SnapGear provides antivirus capabilities for POP, SMTP, HTTP and FTP services. Only these services will work with AV scanning. The SnapGear uses proxies for these services and can interpret the application data to identify the file/data to be scanned.

The AV functionality does not require any additional licensing or subscriptions because it uses embedded open source software. If you are using a supported SnapGear appliance, you can run AV scanning. The AV engine is Clamav which is open source software that uses a general public license. The AV definitions are updated from the Clamav database servers free of charge (See www.clamav.net for more information)

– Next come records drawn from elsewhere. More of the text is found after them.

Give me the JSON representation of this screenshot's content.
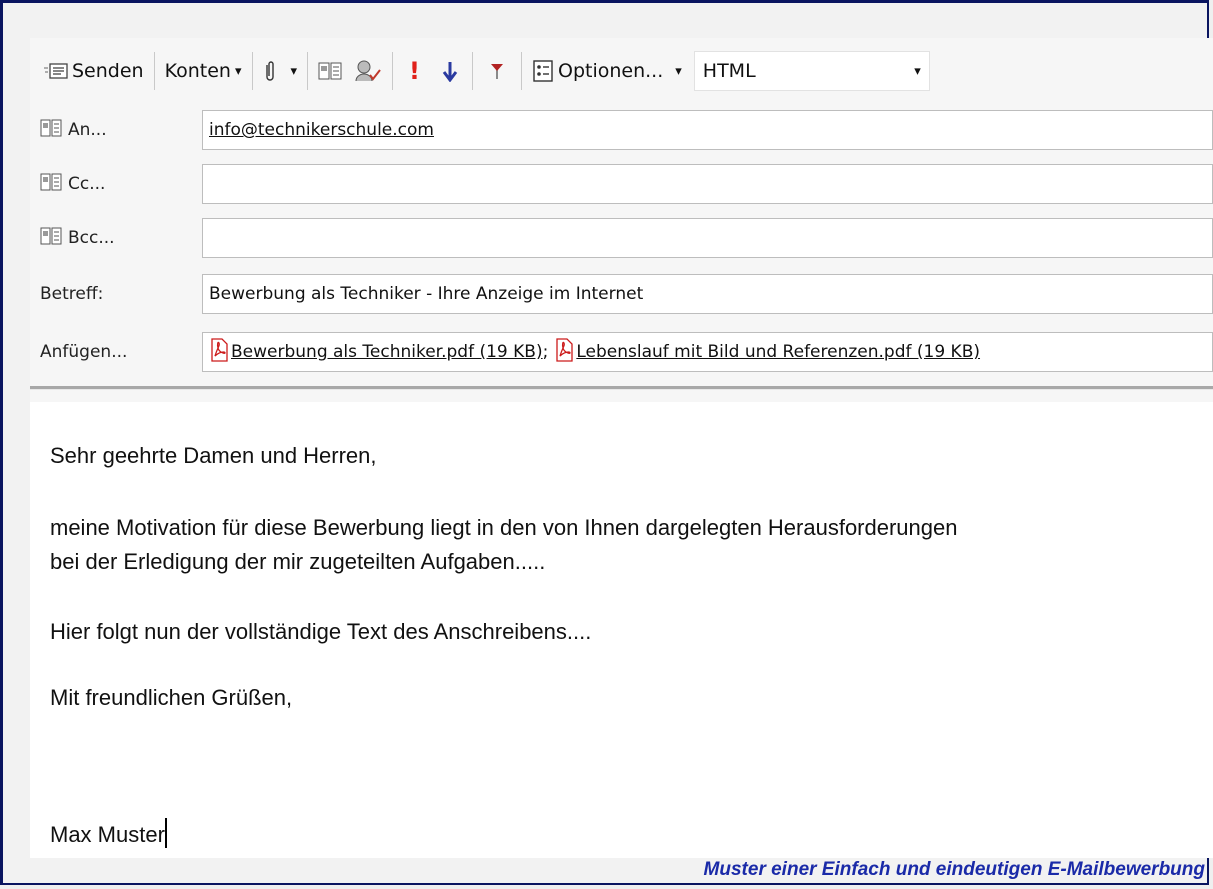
{
  "toolbar": {
    "send_label": "Senden",
    "accounts_label": "Konten",
    "options_label": "Optionen...",
    "format_value": "HTML"
  },
  "header": {
    "to_label": "An...",
    "to_value": "info@technikerschule.com",
    "cc_label": "Cc...",
    "cc_value": "",
    "bcc_label": "Bcc...",
    "bcc_value": "",
    "subject_label": "Betreff:",
    "subject_value": "Bewerbung als Techniker - Ihre Anzeige im Internet",
    "attach_label": "Anfügen...",
    "attachments": [
      {
        "name": "Bewerbung als Techniker.pdf (19 KB)",
        "separator": ";"
      },
      {
        "name": "Lebenslauf mit Bild und Referenzen.pdf (19 KB)",
        "separator": ""
      }
    ]
  },
  "body": {
    "greeting": "Sehr geehrte Damen und Herren,",
    "para1_line1": "meine Motivation für diese Bewerbung liegt in den von Ihnen dargelegten Herausforderungen",
    "para1_line2": "bei der Erledigung der mir zugeteilten Aufgaben.....",
    "para2": "Hier folgt nun der vollständige Text des Anschreibens....",
    "closing": "Mit freundlichen Grüßen,",
    "signature": "Max Muster"
  },
  "caption": "Muster einer Einfach und eindeutigen E-Mailbewerbung",
  "colors": {
    "frame": "#0a1560",
    "caption": "#1a2aa8",
    "importance_high": "#e0201a",
    "importance_low": "#2a3aa0",
    "pdf_icon": "#cc1b1b"
  },
  "icons": [
    "send-icon",
    "paperclip-icon",
    "address-book-icon",
    "check-names-icon",
    "importance-high-icon",
    "importance-low-icon",
    "flag-icon",
    "options-icon",
    "pdf-icon"
  ]
}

SG transparently takes inbound packets for services to be scanned and redirects to the appropriate proxy

• Port 21 traffic is redirected to the FTP proxy
• Port 80 traffic is redirected to the Web proxy

Enabling AV automatically enables Access Controls. Antivirus can also be used in conjunction with authentication and access controls and can work with a browser transparently or non-transparently

Important Notes

• Enabling AV requires a fair amount of system resources. If you have a lot of traffic that is being scanned it may impact the performance of your SnapGear and may not be recommended for very busy or lower end firewalls.

   

• AV scanning uses a lot of memory for the storage of the AV database and for temporary space needed by AV scanners. It is highly advisable to use a network share or local share if running Antivirus.

   

• SG cannot scan encrypted content. If the files are encrypted, they will not be scanned. Notice that HTTPS is not support for AV scanning because all the traffic is encrypted. There is a configurable option to reject or allow all encrypted files.

Troubleshooting Tips

• If you have a high volume of files that need to be scanned, you may want to adjust the number of processes available for scanning. This is a configurable value that defaults to 150 simultaneous checks. To increase the number of processes, edit the ‘Maximum number of simultaneous virus checks’ in the GUI to be the desired number. It is not recommended to increase this number too high because it can decrease the performance of other processes.

   

• Process table will show ‘clamd’ running when scanning is enabled. One Clamd process will initially start and spawn additional processes as needed.

   

• SG stores AV databases in /var/clamav. To verify that the AV files are being updated look at the following files:
  /var/clamav/daily.cvd – incremental database of AV updates
  /var/clamav/main.cvd – complete AV database
  

   

• Enabling AV for a service enables the appropriate proxy
  Web - /bin/proxy80 – listens on default port 81
  FTP - /bin/frox – listens on default port 2121
  SMTP - /bin/clamsmtpd – listens on default port 25
  POP - listens on default port 110
  

   

• Clamd scanner listens for TCP port 3310 by default SG clamd process sends scanning request to the loopback address on port 3310. To verify that the process is running you can at the command line type ‘netstat –na |grep 3310’ and look to see if the process has a listen on this port.